I think I agree with Magdlyn, don't go searching for another relation. Yet if you find one that's suitable I don't think you should hold back just because you have a child.

To be truthful, after I gave birth my sex life with my fiance was 0, sex with him was considered more to be making babies, and my secondary partner surely brought back the excitement and lust even in our relationship. My mind just needed the switch that sex isn't necessarily reproduction.

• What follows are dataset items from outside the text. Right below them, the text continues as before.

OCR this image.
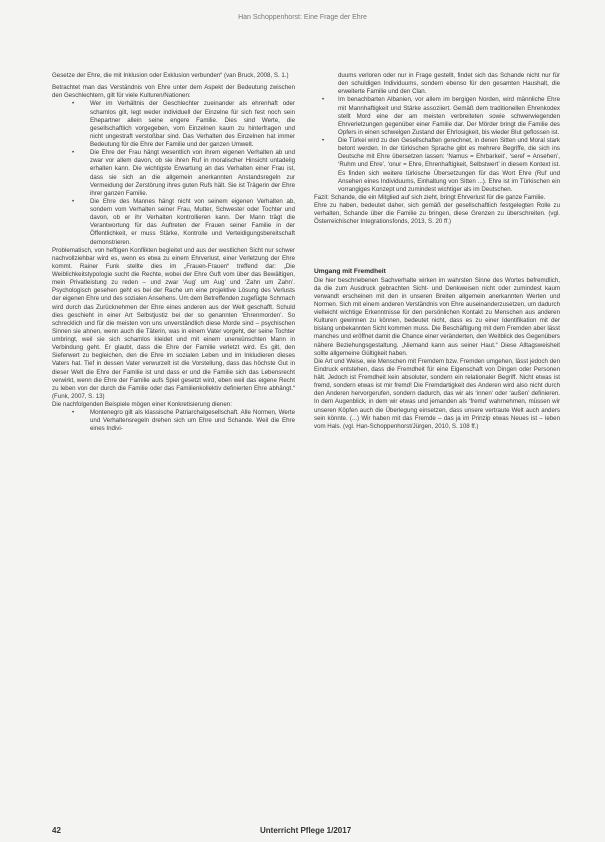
Han Schoppenhorst: Eine Frage der Ehre

Gesetze der Ehre, die mit Inklusion oder Exklusion verbunden“ (van Bruck, 2008, S. 1.)

Betrachtet man das Verständnis von Ehre unter dem Aspekt der Bedeutung zwischen den Geschlechtern, gilt für viele Kulturen/Nationen:

•	Wer im Verhältnis der Geschlechter zueinander als ehrenhaft oder schamlos gilt, legt weder individuell der Einzelne für sich fest noch sein Ehepartner allein seine engere Familie. Dies sind Werte, die gesellschaftlich vorgegeben, vom Einzelnen kaum zu hinterfragen und nicht ungestraft verstoßbar sind. Das Verhalten des Einzelnen hat immer Bedeutung für die Ehre der Familie und der ganzen Umwelt.
•	Die Ehre der Frau hängt wesentlich von ihrem eigenen Verhalten ab und zwar vor allem davon, ob sie ihren Ruf in moralischer Hinsicht untadelig erhalten kann. Die wichtigste Erwartung an das Verhalten einer Frau ist, dass sie sich an die allgemein anerkannten Anstandsregeln zur Vermeidung der Zerstörung ihres guten Rufs hält. Sie ist Trägerin der Ehre ihrer ganzen Familie.
•	Die Ehre des Mannes hängt nicht von seinem eigenen Verhalten ab, sondern vom Verhalten seiner Frau, Mutter, Schwester oder Tochter und davon, ob er ihr Verhalten kontrollieren kann. Der Mann trägt die Verantwortung für das Auftreten der Frauen seiner Familie in der Öffentlichkeit, er muss Stärke, Kontrolle und Verteidigungsbereitschaft demonstrieren.

Problematisch, von heftigen Konflikten begleitet und aus der westlichen Sicht nur schwer nachvollziehbar wird es, wenn es etwa zu einem Ehrverlust, einer Verletzung der Ehre kommt. Rainer Funk stellte dies im „Frauen-Frauen“ treffend dar: „Die Weiblichkeitstypologie sucht die Rechte, wobei der Ehre Guft vom über das Bewältigen, mein Privatleistung zu reden – und zwar ‘Aug’ um Aug’ und ‘Zahn um Zahn’. Psychologisch gesehen geht es bei der Rache um eine projektive Lösung des Verlusts der eigenen Ehre und des sozialen Ansehens. Um dem Betreffenden zugefügte Schmach wird durch das Zurücknehmen der Ehre eines anderen aus der Welt geschafft. Schuld dies geschieht in einer Art Selbstjustiz bei der so genannten ‘Ehrenmorden’. So schrecklich und für die meisten von uns unverständlich diese Morde sind – psychischen Sinnen sie ahnen, wenn auch die Täterin, was in einem Vater vorgeht, der seine Tochter umbringt, weil sie sich schamlos kleidet und mit einem unerwünschten Mann in Verbindung geht. Er glaubt, dass die Ehre der Familie verletzt wird. Es gilt, den Sieferwert zu begleichen, den die Ehre im sozialen Leben und im Inkludieren dieses Vaters hat. Tief in dessen Vater verwurzelt ist die Vorstellung, dass das höchste Gut in dieser Welt die Ehre der Familie ist und dass er und die Familie sich das Lebensrecht verwirkt, wenn die Ehre der Familie aufs Spiel gesetzt wird, eben weil das eigene Recht zu leben von der durch die Familie oder das Familienkollektiv definierten Ehre abhängt.“ (Funk, 2007, S. 13)

Die nachfolgenden Beispiele mögen einer Konkretisierung dienen:

•	Montenegro gilt als klassische Patriarchalgesellschaft. Alle Normen, Werte und Verhaltensregeln drehen sich um Ehre und Schande. Weil die Ehre eines Indivi-

duums verloren oder nur in Frage gestellt, findet sich das Schande nicht nur für den schuldigen Individuums, sondern ebenso für den gesamten Haushalt, die erweiterte Familie und den Clan.

• Im benachbarten Albanien, vor allem im bergigen Norden, wird männliche Ehre mit Mannhaftigkeit und Stärke assoziiert. Gemäß dem traditionellen Ehrenkodex stellt Mord eine der am meisten verbreiteten sowie schwerwiegenden Ehrverletzungen gegenüber einer Familie dar. Der Mörder bringt die Familie des Opfers in einen schwelgen Zustand der Ehrlosigkeit, bis wieder Blut geflossen ist.
• Die Türkei wird zu den Gesellschaften gerechnet, in denen Sitten und Moral stark betont werden. In der türkischen Sprache gibt es mehrere Begriffe, die sich ins Deutsche mit Ehre übersetzen lassen: ‘Namus = Ehrbarkeit’, ‘seref = Ansehen’, ‘Ruhm und Ehre’, ‘onur = Ehre, Ehrenhaftigkeit, Selbstwert’ in diesem Kontext ist. Es finden sich weitere türkische Übersetzungen für das Wort Ehre (Ruf und Ansehen eines Individuums, Einhaltung von Sitten ...). Ehre ist im Türkischen ein vorrangiges Konzept und zumindest wichtiger als im Deutschen.

Fazit: Schande, die ein Mitglied auf sich zieht, bringt Ehrverlust für die ganze Familie.

Ehre zu haben, bedeutet daher, sich gemäß der gesellschaftlich festgelegten Rolle zu verhalten, Schande über die Familie zu bringen, diese Grenzen zu überschreiten. (vgl. Österreichischer Integrationsfonds, 2013, S. 20 ff.)

Umgang mit Fremdheit

Die hier beschriebenen Sachverhalte wirken im wahrsten Sinne des Wortes befremdlich, da die zum Ausdruck gebrachten Sicht- und Denkweisen nicht oder zumindest kaum verwandt erscheinen mit den in unseren Breiten allgemein anerkannten Werten und Normen. Sich mit einem anderen Verständnis von Ehre auseinanderzusetzen, um dadurch vielleicht wichtige Erkenntnisse für den persönlichen Kontakt zu Menschen aus anderen Kulturen gewinnen zu können, bedeutet nicht, dass es zu einer Identifikation mit der bislang unbekannten Sicht kommen muss. Die Beschäftigung mit dem Fremden aber lässt manches und eröffnet damit die Chance einer veränderten, den Weitblick des Gegenübers nähere Beziehungsgestaltung. „Niemand kann aus seiner Haut.“ Diese Alltagsweisheit sollte allgemeine Gültigkeit haben.

Die Art und Weise, wie Menschen mit Fremdem bzw. Fremden umgehen, lässt jedoch den Eindruck entstehen, dass die Fremdheit für eine Eigenschaft von Dingen oder Personen hält. Jedoch ist Fremdheit kein absoluter, sondern ein relationaler Begriff. Nicht etwas ist fremd, sondern etwas ist mir fremd! Die Fremdartigkeit des Anderen wird also nicht durch den Anderen hervorgerufen, sondern dadurch, das wir als ‘innen’ oder ‘außen’ definieren. In dem Augenblick, in dem wir etwas und jemanden als ‘fremd’ wahrnehmen, müssen wir unseren Köpfen auch die Überlegung einsetzen, dass unsere vertraute Welt auch anders sein könnte. (...) Wir haben mit das Fremde – das ja im Prinzip etwas Neues ist – leben vom Hals. (vgl. Han-Schoppenhorst/Jürgen, 2010, S. 108 ff.)

42	Unterricht Pflege 1/2017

Don't forget that hormones could last afterwards for a very long time. Communication is very important between you and your husband!
 

Newpolamory81

New member
I wish you luck!!! I am just starting in this poly phase of my life. My gf and I have 5 kids total. My Husband and I separated because he couldn't handle me having a gf, but we are now talking of trying a poly family. Our youngest is almost three and we have been together for almost 18 months. I am the stay at home parent. I feel drained as well as if I don't do enough for my gf. She works full time and I feel awful when she comes home and the house is a mess and the kids are screaming and fighting and dinner isn't ready. Kids are an extra stresser. The way I look at it, wait until your little one is about 2 or 3 to get more focused on the poly part of you. Then you will find someone who will respect you as the provider and mom and will know where they stand. Good luck with your hubby. Just don't stop talking, even if it's just about your day or his school work. It's important to talk.
 

Phantessa

New member
Update

Hey all, just wanted to give an update. The hubby and I have been spending more time together.. but more important laughing and enjoying our time together. I think part of the problem is that we just started doing our own individual things and avoided spending time together. We still have our ups and downs, but that extreme distance is closing. And now our little one is 7 months and doing great too. It's exciting to see her crawling around and trying to stand up! We're not actively exploring our poly side either, because we both recognize we need more time to reunite and solidify our relationship.
 

KGodc

New member
Phantessa,

My husband and I experienced a similar pulling away after our son (now 2 1/2) was born. Only now are we doing better are paying attention to each other as much as we have had to pay attention to our son. Sometimes our stress levels (from school, work, and child rearing) are so high, our conversations also turn into arguments. To help with this, we have explored other ways of communication. When we have to remind each other about tedious things we both hate, we write notes to reduce the personal tension. We email each other almost daily just to say hi or share a funny website. We also realized that even with the help of or parents to watch our child on some weekends, we needed to figure out how to get a baby sitter for one day (a few hours) per week, just so we could be alone together. Life does get easier and more interesting as children grow up, but the communication has to continue despite the hardship. Best of luck, and blessed be. Try to think about all of the things you love and not all of the things that are difficult or annoying...after all, we all have our faults, but love is about focusing on the beauty, not the pain.

KGodc
 

Phantessa

New member
Thanks KGodc. Also, I'm gonna steal that idea of leaving notes to take the argumentative sting out of some things.
 

dragonflysky

New member
Having raised two sons I know it's hard to think about entrusting your little one to a teen-age babysitter....BUT...if you don't keep your marriage healthy and intact it can be harder parenting a child in an adversarial household or through a divorce. One thing I found helpful was to have a potential babysitter come over and spend time at our home with myself and the baby for a few hours for a few times. That way you can observe for yourself how they do. They can learn what routines you have for your little one, and your little one can get used to the sitter. When you finally decide to leave the baby with the sitter, make those first few times out short....maybe an hour or two.